Nessuna paura tra gli insegnanti, o quasi. Anzi, venerdì pomeriggio - proprio all’indomani delle notizie relative al ritiro del lotto del vaccino - qualcuno ha lamentato persino qualche coda al centro vaccinale altopolesano, dove avevano l’appuntamento per l’iniezione molti docenti. Sintomo, dunque, che la voglia di contribuire a superare questa crisi che da un anno ha cambiato il mondo a cui siamo abituati, batte anche l’eventuale paura.

Come dimostra anche Leonardo Raito, sindaco di Polesella e insegnante dell’università di Padova. Proprio in quanto docente, è convocato per domani, alla fiera del capoluogo euganeo, per il vaccino. “Partecipo alla campagna vaccinale”, conferma con convinzione in attesa di ricevere l’iniezione, che con tutta probabilità sarà AstraZeneca, come avvenuto per tanti suoi colleghi di ogni ordine e grado.

Ma nessun timore, anzi. “Diamo l’esempio - dice chiaro e tondo Raito - vacciniamoci tutti quanti. Sarà il modo migliore per uscire da questa devastante pandemia”.

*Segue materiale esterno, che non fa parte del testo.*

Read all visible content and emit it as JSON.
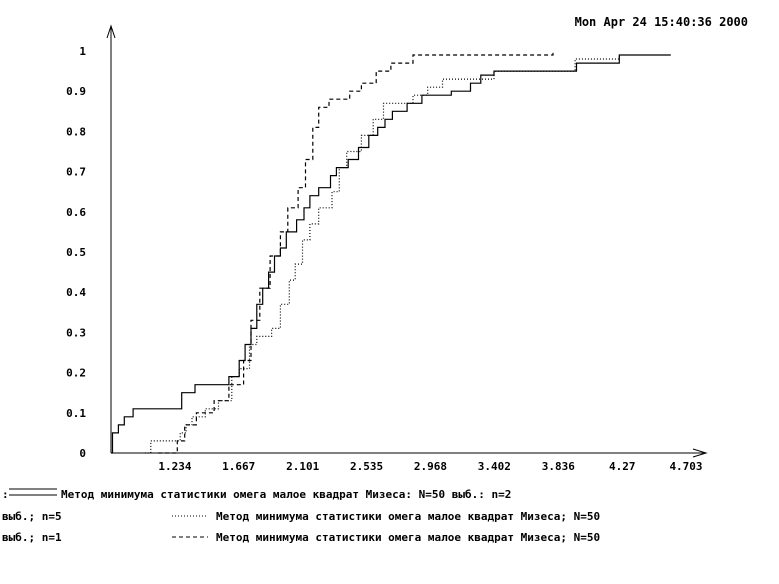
{
  "header": {
    "timestamp": "Mon Apr 24 15:40:36 2000"
  },
  "chart_data": {
    "type": "line",
    "title": "",
    "xlabel": "",
    "ylabel": "",
    "xlim": [
      0.8,
      4.703
    ],
    "ylim": [
      0,
      1
    ],
    "grid": false,
    "x_ticks": [
      "1.234",
      "1.667",
      "2.101",
      "2.535",
      "2.968",
      "3.402",
      "3.836",
      "4.27",
      "4.703"
    ],
    "y_ticks": [
      "0",
      "0.1",
      "0.2",
      "0.3",
      "0.4",
      "0.5",
      "0.6",
      "0.7",
      "0.8",
      "0.9",
      "1"
    ],
    "legend_position": "bottom",
    "legend": [
      {
        "prefix": ":",
        "text": "Метод минимума статистики омега малое квадрат Мизеса: N=50 выб.: n=2",
        "style": "solid"
      },
      {
        "prefix": "выб.; n=5",
        "text": "Метод минимума статистики омега малое квадрат Мизеса; N=50",
        "style": "dotted"
      },
      {
        "prefix": "выб.; n=1",
        "text": "Метод минимума статистики омега малое квадрат Мизеса; N=50",
        "style": "dashed"
      }
    ],
    "series": [
      {
        "style": "solid",
        "color": "#000000",
        "values": [
          [
            0.8,
            0.0
          ],
          [
            0.81,
            0.05
          ],
          [
            0.85,
            0.07
          ],
          [
            0.89,
            0.09
          ],
          [
            0.95,
            0.11
          ],
          [
            1.28,
            0.15
          ],
          [
            1.37,
            0.17
          ],
          [
            1.6,
            0.19
          ],
          [
            1.67,
            0.23
          ],
          [
            1.71,
            0.27
          ],
          [
            1.75,
            0.31
          ],
          [
            1.79,
            0.37
          ],
          [
            1.83,
            0.41
          ],
          [
            1.87,
            0.45
          ],
          [
            1.91,
            0.49
          ],
          [
            1.95,
            0.51
          ],
          [
            1.99,
            0.55
          ],
          [
            2.06,
            0.58
          ],
          [
            2.11,
            0.61
          ],
          [
            2.15,
            0.64
          ],
          [
            2.21,
            0.66
          ],
          [
            2.29,
            0.69
          ],
          [
            2.33,
            0.71
          ],
          [
            2.41,
            0.73
          ],
          [
            2.48,
            0.76
          ],
          [
            2.55,
            0.79
          ],
          [
            2.61,
            0.81
          ],
          [
            2.66,
            0.83
          ],
          [
            2.71,
            0.85
          ],
          [
            2.81,
            0.87
          ],
          [
            2.91,
            0.89
          ],
          [
            3.11,
            0.9
          ],
          [
            3.24,
            0.92
          ],
          [
            3.31,
            0.94
          ],
          [
            3.4,
            0.95
          ],
          [
            3.96,
            0.97
          ],
          [
            4.25,
            0.99
          ],
          [
            4.6,
            0.99
          ]
        ]
      },
      {
        "style": "dotted",
        "color": "#000000",
        "values": [
          [
            1.03,
            0.0
          ],
          [
            1.07,
            0.03
          ],
          [
            1.27,
            0.05
          ],
          [
            1.31,
            0.07
          ],
          [
            1.35,
            0.09
          ],
          [
            1.44,
            0.11
          ],
          [
            1.53,
            0.13
          ],
          [
            1.62,
            0.19
          ],
          [
            1.67,
            0.21
          ],
          [
            1.74,
            0.27
          ],
          [
            1.79,
            0.29
          ],
          [
            1.89,
            0.31
          ],
          [
            1.95,
            0.37
          ],
          [
            2.01,
            0.43
          ],
          [
            2.05,
            0.47
          ],
          [
            2.1,
            0.53
          ],
          [
            2.15,
            0.57
          ],
          [
            2.21,
            0.61
          ],
          [
            2.3,
            0.65
          ],
          [
            2.35,
            0.71
          ],
          [
            2.4,
            0.75
          ],
          [
            2.5,
            0.79
          ],
          [
            2.58,
            0.83
          ],
          [
            2.65,
            0.87
          ],
          [
            2.85,
            0.89
          ],
          [
            2.95,
            0.91
          ],
          [
            3.05,
            0.93
          ],
          [
            3.4,
            0.95
          ],
          [
            3.95,
            0.98
          ],
          [
            4.25,
            0.99
          ]
        ]
      },
      {
        "style": "dashed",
        "color": "#000000",
        "values": [
          [
            1.12,
            0.0
          ],
          [
            1.25,
            0.03
          ],
          [
            1.3,
            0.07
          ],
          [
            1.38,
            0.1
          ],
          [
            1.5,
            0.13
          ],
          [
            1.6,
            0.17
          ],
          [
            1.7,
            0.23
          ],
          [
            1.75,
            0.33
          ],
          [
            1.81,
            0.41
          ],
          [
            1.88,
            0.49
          ],
          [
            1.95,
            0.55
          ],
          [
            2.0,
            0.61
          ],
          [
            2.07,
            0.66
          ],
          [
            2.12,
            0.73
          ],
          [
            2.17,
            0.81
          ],
          [
            2.21,
            0.86
          ],
          [
            2.28,
            0.88
          ],
          [
            2.42,
            0.9
          ],
          [
            2.5,
            0.92
          ],
          [
            2.6,
            0.95
          ],
          [
            2.7,
            0.97
          ],
          [
            2.85,
            0.99
          ],
          [
            3.8,
            1.0
          ]
        ]
      }
    ]
  }
}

“Nonostante sia un pauroso, e non abbia mai amato la siringhe - precisa il primo cittadino - penso che vaccinarsi oggi, in una situazione pandemica, sia un dovere civile, finalizzato a ridurre i rischi e a superare questa crisi”. Insomma, un’indicazione chiara.

E non può essere altrimenti. In ogni caso, molti di quelli che hanno fatto il vaccino AstraZeneca, nelle scorse ore, lamentano comunque qualche piccolo effetto collaterale, ma niente di insuperabile. “Indolenzimento al braccio, un continuo mal di testa e un po’ di spossatezza - racconta un insegnante polesano - io non ho avuto febbre, so di qualche collega che ha manifestato qualche linea di febbre, anche fino a 38 gradi. In 24 ore, però, tutto è tornato alla normalità”.

Fino a venerdì mattina, su 48mila dosi atraZeneca inoculate in Veneto (17mila relative al lotto poi ritirato per precauzione) sono state segnalate 349 reazioni avverse al vaccino, di cui 337 lievi, con stati febbrili inferiori a 38 gradi. Altre 12, invece, hanno manifestato febbre oltre 38, cefalea e dolori articolari. In due casi si è trattato di shock allergico, subito trattato. Tutte i casi - ha comunque comunicato la Regione - sono già stati risolti.